Se antes da pandemia de Covid-19 víamos como grupos dissidentes, guerrilheiros do Exército de Libertação Nacional (ELN) e gangues criminosas se fortaleciam nos territórios deixados pelas extintas FARC-EP, com a chegada do confinamento dos grupos armados ilegais Eles tomaram medidas brutais contra a população civil, denunciadas por organizações humanitárias, disse ele.
Além disso, ‘no ano passado vimos como os massacres aumentaram no país e, até agora, o Instituto para o Desenvolvimento e a Paz registrou 74.’
Esse aumento da violência ocorre diante do olhar impassível do atual ministro da Defesa colombiano, Carlos Holmes Trujillo, ao promover sua aspiração presidencial, afirmou.
Para Sanguino, a indiferença do Governo, o seu pouco empenho na implementação, a redução de recursos para garantir que o Acordo seja executado nos territórios e garantir a presença do Estado é o que sufoca o Acordo de Paz neste momento.
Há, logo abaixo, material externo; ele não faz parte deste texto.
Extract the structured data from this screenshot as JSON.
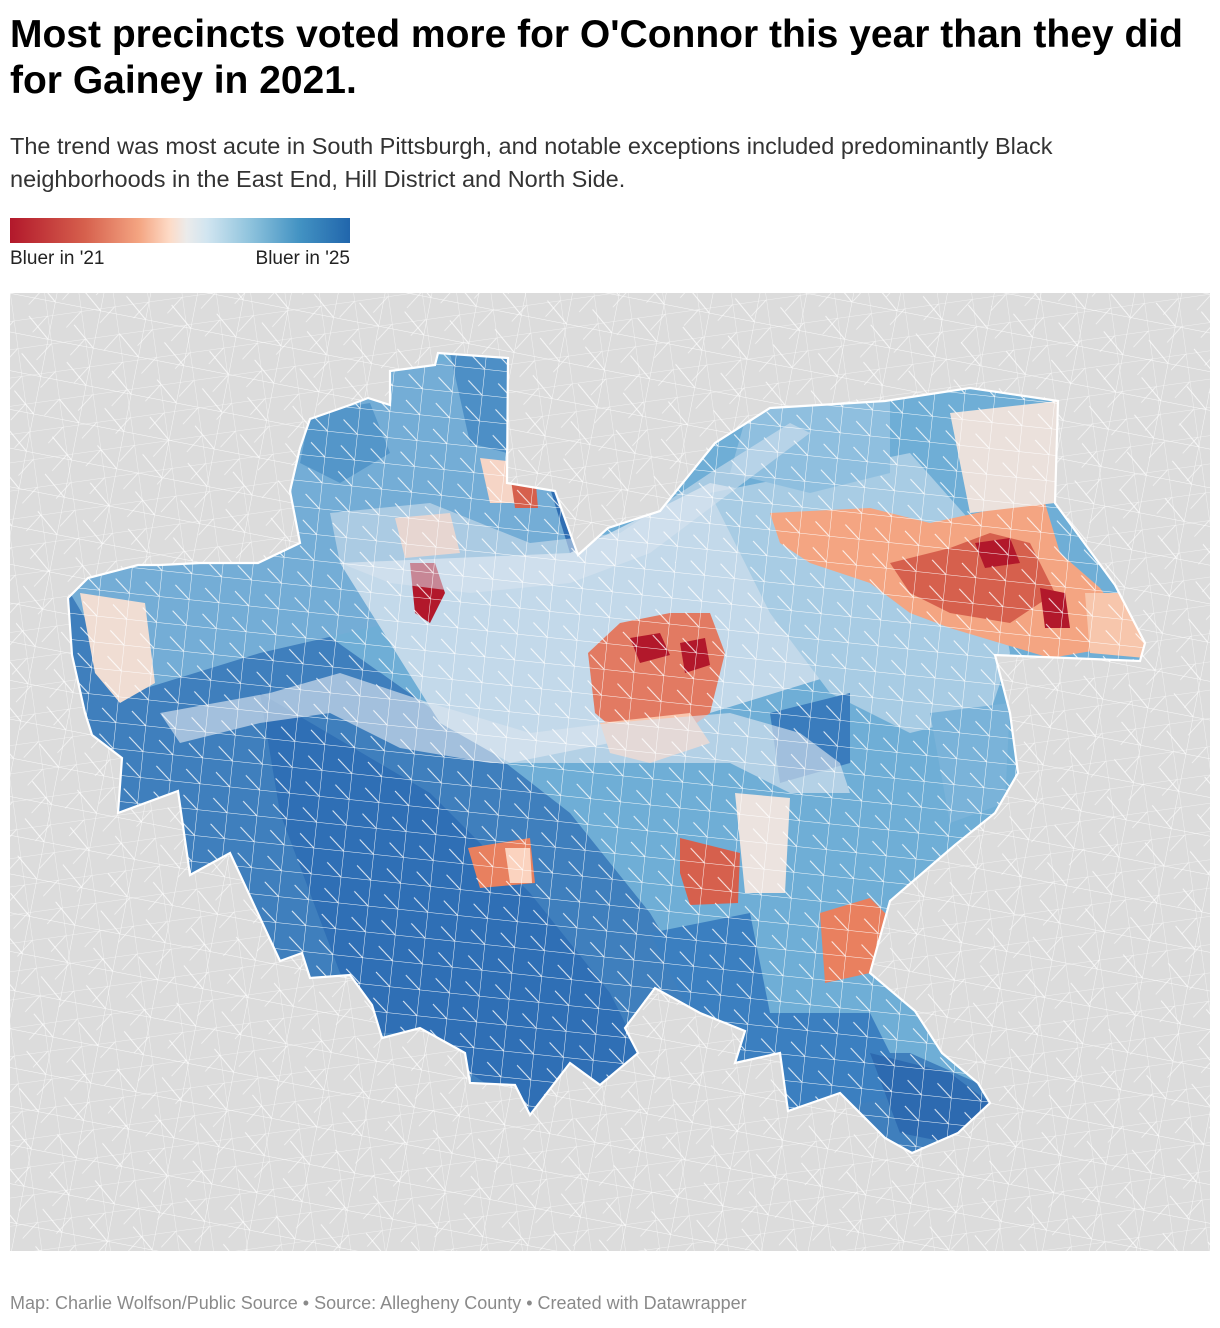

SIGNIFICADO PARA A AMÉRICA LATINA E O CARIBE
‘Em primeiro lugar, para a Colômbia é uma janela de oportunidade que depois de 60 anos de guerra, tenhamos a possibilidade de nos mudarmos para um país em paz’, disse o deputado da Alianza Verde.
Considerou que o Acordo pressupõe a paz como o silêncio das armas e o desenvolvimento socioeconômico das comunidades mais afetadas.
‘É verdade que ainda há conflito, é verdade que o narcotráfico continua, mas há uma diferença fundamental: o único reduto da violência política é o ELN; o resto é a violência criminal’, descreveu.
Desta forma, destacou que o cumprimento do Acordo de Paz é importante porque permite acabar com a violência política e, além disso, aborda problemas estruturais na Colômbia sobre os quais seria necessário atuar com ou sem acordo.
Por outro lado, em termos de importância para a região, ele ilustrou que uma Colômbia em guerra era um problema porque se tornou a porta de entrada dos Estados Unidos para a América do Sul.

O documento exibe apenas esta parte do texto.